Dr. Jason Hershberger, a psychiatrist at SUNY Downstate Medical Center in Brooklyn, N.Y., said de la Hoya’s struggles could be linked to his public profile inside and outside the boxing ring. “Being famous and in the public spotlight is a pressure,” Hershberger said. “Often what happens in depression is there’s a feeling you’re not meeting the expectations of people around you. And fame can just heighten those feelings.”
Alternatively, Hershberger said success might make it easier for some famous people to deny that they have a problem regarding depression or substance abuse.
De la Hoya said he used alcohol and drugs as an escape route from the pressures of his life. “They took me to a place where I felt safe,” he said.
Depression and substance abuse “are two horses that often run together,” Hershberger said. “Tough men in America are often reluctant to get help for depression, even desperate depression that can lead to suicide. So they often self-medicate and do things to feel better,” such partaking in alcohol or drugs.

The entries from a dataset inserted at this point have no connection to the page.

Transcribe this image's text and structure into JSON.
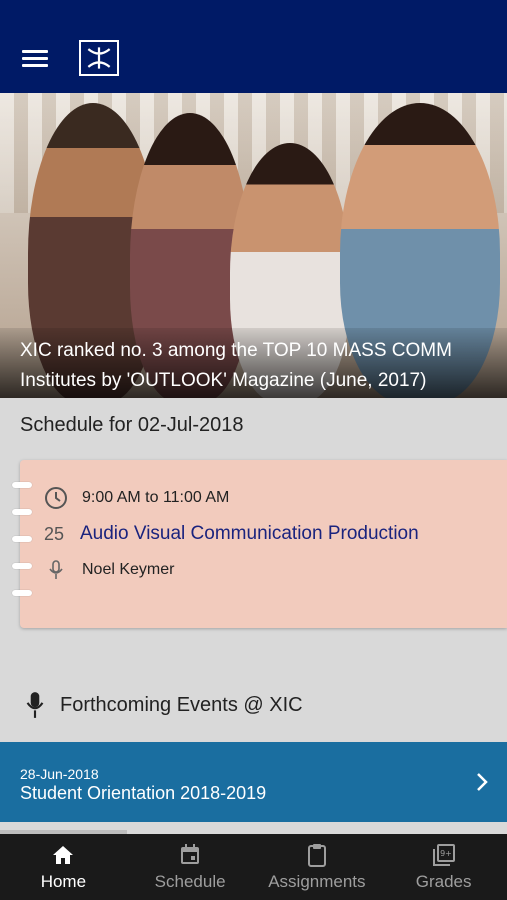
{
  "header": {
    "menu_icon": "hamburger-menu-icon",
    "logo_icon": "xic-logo-icon"
  },
  "hero": {
    "caption": "XIC ranked no. 3 among the TOP 10 MASS COMM Institutes by 'OUTLOOK' Magazine (June, 2017)"
  },
  "schedule": {
    "title": "Schedule for 02-Jul-2018",
    "card": {
      "time": "9:00 AM to 11:00 AM",
      "count": "25",
      "course": "Audio Visual Communication Production",
      "teacher": "Noel Keymer"
    }
  },
  "events": {
    "title": "Forthcoming Events @ XIC",
    "item": {
      "date": "28-Jun-2018",
      "title": "Student Orientation 2018-2019"
    }
  },
  "bottom_nav": {
    "items": [
      {
        "label": "Home",
        "icon": "home-icon",
        "active": true
      },
      {
        "label": "Schedule",
        "icon": "calendar-icon",
        "active": false
      },
      {
        "label": "Assignments",
        "icon": "clipboard-icon",
        "active": false
      },
      {
        "label": "Grades",
        "icon": "grades-icon",
        "active": false
      }
    ]
  },
  "colors": {
    "appbar": "#001a66",
    "card": "#f2cbbd",
    "event_banner": "#1a6ea0",
    "nav_bg": "#1a1a1a"
  }
}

But the irony of that connection is that substance abuse can make depression worse by creating an imbalance in the brain’s chemistry — specifically in the neurotransmitters that send information from one cell to another. For example cocaine causes the brain to stop recycling dopamine, locking it out into the synaptic cleft. When that initially happens extreme euphoria and sexuality spikes (especially in men for which dopamine is a precursor to erections). This would not necessarily be a bad thing were cocaine not so physically addictive. Most of the common antidepressants like St. John’s Wort and Prozac work in the same manner, albeit with the serotonin, and are not addictive. de la Hoya’s other addiction, alcohol, causes his brain to download GABA a relaxing feel-good neurotransmitter. Alcohol also happens to be a central nervous system depressant that slowly poisons the body via acetaldehyde, the cause of hangovers. Acetaldehyde also binds to proteins to form adducts that are linked to organ disease. Prolonged exposure to acetaldehyde is a significant organ irritant and probable carcinogen.
De la Hoya is undergoing depression treatment and has joined Alcoholics Anonymous.